Serpent’s Tail pb, 241pp, £10

This is the fifth collection of short stories that I’ve read by Fowler and in many ways the strongest, with seventeen pieces that ably capture the terrors of urban life and human nature, offering contrasting visions of bleakness and redemption, all couched in Fowler’s atypical laidback prose.

‘We’re Going Where the Sun Shines Brightly’ borrows from the film Summer Holiday, using it as a vehicle to tell the story of four young men whose hopes for the future are soured by a vision of what actually lies ahead of them, a common enough theme in supernatural fiction but here made special by a humour and lightness of touch that throw the final revelation into sharper contrast. ‘Hitler’s Houseguest’ is less substantial and somewhat fanciful as regards plot, though rich in detail of life at Berchtesgarden as a reporter tries to persuade the woman he loves to elope with him but instead receives a premonition of absolute evil. ‘Dealing with the Situation’, again slightly contrived, is nonetheless a compelling picture of a woman whose life is unravelling while she pretends all is well, shot through with a bitter irony and bearing witness to the human capacity for self-delusion.
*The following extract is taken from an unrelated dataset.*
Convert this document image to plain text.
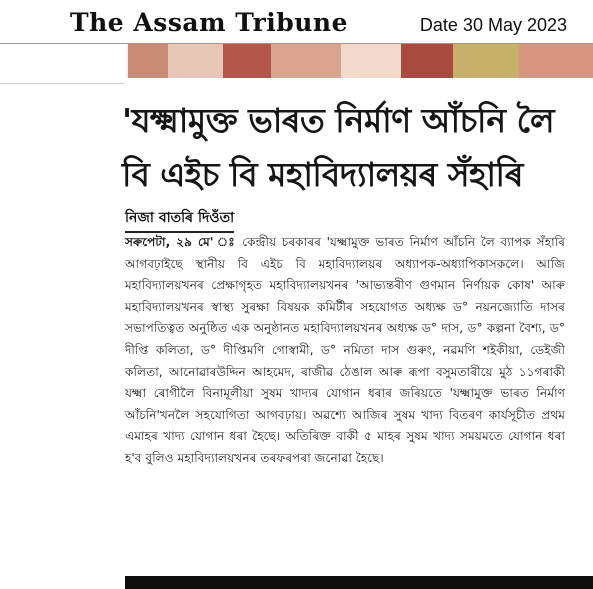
The Assam Tribune	Date 30 May 2023
'যক্ষ্মামুক্ত ভাৰত নিৰ্মাণ আঁচনি লৈ বি এইচ বি মহাবিদ্যালয়ৰ সঁহাৰি
নিজা বাতৰি দিওঁতা
সৰুপেটা, ২৯ মে' ঃ কেন্দ্ৰীয় চৰকাৰৰ 'যক্ষ্মামুক্ত ভাৰত নিৰ্মাণ আঁচনি লৈ ব্যাপক সঁহাৰি আগবঢ়াইছে স্থানীয় বি এইচ বি মহাবিদ্যালয়ৰ অধ্যাপক-অধ্যাপিকাসকলে। আজি মহাবিদ্যালয়খনৰ প্ৰেক্ষাগৃহত মহাবিদ্যালয়খনৰ 'আভ্যন্তৰীণ গুণমান নিৰ্ণায়ক কোষ' আৰু মহাবিদ্যালয়খনৰ স্বাস্থ্য সুৰক্ষা বিষয়ক কমিটীৰ সহযোগত অধ্যক্ষ ড° নয়নজ্যোতি দাসৰ সভাপতিত্বত অনুষ্ঠিত এক অনুষ্ঠানত মহাবিদ্যালয়খনৰ অধ্যক্ষ ড° দাস, ড° কল্পনা বৈশ্য, ড° দীপ্তি কলিতা, ড° দীপ্তিমণি গোস্বামী, ড° নমিতা দাস গুৰুং, নৱমণি শইকীয়া, ডেইজী কলিতা, আনোৱাৰউদ্দিন আহমেদ, ৰাজীৱ ঠেঙাল আৰু ৰূপা বসুমতাৰীয়ে মুঠ ১১গৰাকী যক্ষ্মা ৰোগীলৈ বিনামূলীয়া সুষম খাদ্যৰ যোগান ধৰাৰ জৰিয়তে 'যক্ষ্মামুক্ত ভাৰত নিৰ্মাণ আঁচনি'খনলৈ সহযোগিতা আগবঢ়ায়। অৱশ্যে আজিৰ সুষম খাদ্য বিতৰণ কাৰ্যসূচীত প্ৰথম এমাহৰ খাদ্য যোগান ধৰা হৈছে। অতিৰিক্ত বাকী ৫ মাহৰ সুষম খাদ্য সময়মতে যোগান ধৰা হ'ব বুলিও মহাবিদ্যালয়খনৰ তৰফৰপৰা জনোৱা হৈছে।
In ‘The Green Man’ a jealous husband finds himself angered by the attentions a baboon pays to his wife, a story that runs along familiar tracks for much of its length but ultimately wins the reader over through its convincing psychology and the ambiguity buried in the plot. ‘Breaking Heart’ is slight, a moody depiction of two young women on the pull and the duplicity of men, while the ironically titled ‘Where They Went Wrong’ looks at the relationship between two serial killers, giving us a marriage made in hell and detailing the childhood events that gave rise to such monsters of the mundane.
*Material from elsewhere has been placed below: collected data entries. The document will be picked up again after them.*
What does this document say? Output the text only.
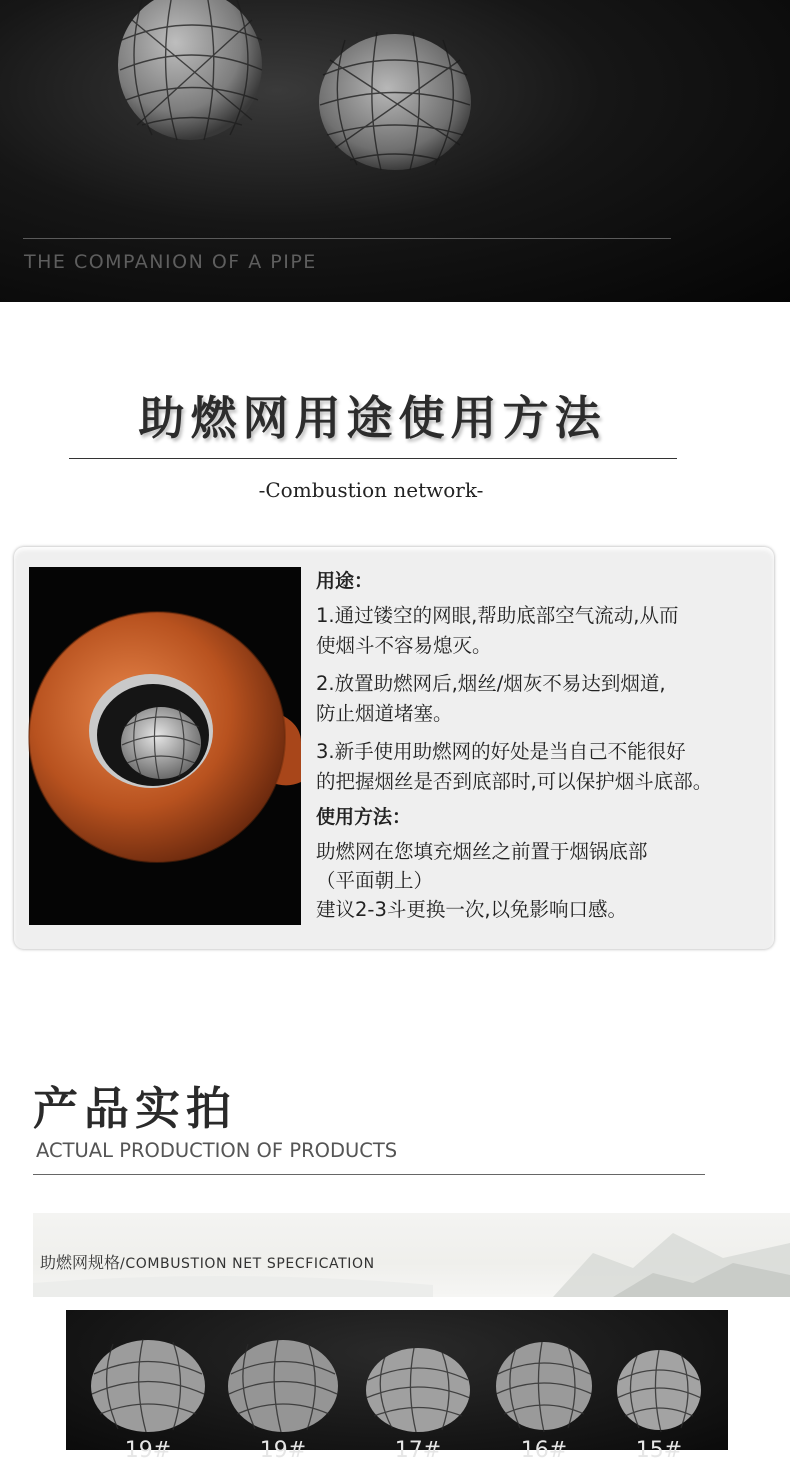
THE COMPANION OF A PIPE
助燃网用途使用方法
-Combustion network-
用途：
1.通过镂空的网眼,帮助底部空气流动,从而
使烟斗不容易熄灭。
2.放置助燃网后,烟丝/烟灰不易达到烟道,
防止烟道堵塞。
3.新手使用助燃网的好处是当自己不能很好
的把握烟丝是否到底部时,可以保护烟斗底部。
使用方法：
助燃网在您填充烟丝之前置于烟锅底部
（平面朝上）
建议2-3斗更换一次,以免影响口感。
产品实拍
ACTUAL PRODUCTION OF PRODUCTS
助燃网规格/COMBUSTION NET SPECFICATION
19#	19#	17#	16#	15#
‘In Safe Hands’ and ‘Seven Feet’ both hint at terrible things in hiding behind the everyday, the first with its chilling exposure of an anti-Semitism that is so seamlessly incorporated into modern life no-one even suspects its existence, a telling variation on the theme of the madman who is shown to be correct in his paranoia, whereas in the latter story we are shown in frighteningly plausible terms a London of the future infested with rats as the setting for an obscene attempt to placate the old gods. ‘American Waitress’, which was originally published in Crimewave, captures the quiet dignity of a working class woman persecuted by a rich pervert, finding heroism in a stoic refusal to give in to temptation, while ‘Above the Glass Ceiling’ deftly satirises the atavism of the business world when a female executive inadvertently joins a select boy’s club of those willing to kill to succeed.

‘Personal Space’ is one of the most harrowing tales I have read, rendering the fate of an elderly lady who becomes a squatter in her own home when it’s taken over by drug addicts. The narrative is informed by a terrible anger at the plight of those who are abandoned by society, and yet in the person of the narrator Fowler finds a quiet dignity and tolerance that eludes her persecutors and ultimately moves the reader far more than the terrors that are inflicted on her. The story deserves to be in every Year’s Best anthology going. ‘Hop’ is a story that plays slight of hand with the reader’s perceptions, giving us a man who on the surface appears to be a paedophile but in reality something entirely different is going on, while ‘The Scorpion Jacket’, one of those Arabian fantasies Fowler is so fond of, has a skilled tailor delightfully outwitting an evil Sultan, a slight story compared to the others but immense fun. The quasi-documentary ‘Feral’ catalogues some of the wildlife populating our city streets, a witty and amusing examination of urban life. ‘One Night Out’ is a simple, though not simplistic, ghost story allowing a man to make peace with the spirit of his father, while ‘Emotional Response’ has a woman wreaking terrible revenge on the man who wronged her, ultimately demonstrating that revenge not only is a dish best served cold but sometime should be left off the menu altogether. Finally ‘Cairo 6.1’ posits a society in which euthanasia is practised, though one man finds that the promised blissful death is an illusion. It is a fitting end to a strong collection, one that shows Fowler has lost none of his ability to give us convincing stories that entertain while at the same time telling us rather more than we perhaps want to know about where society is heading.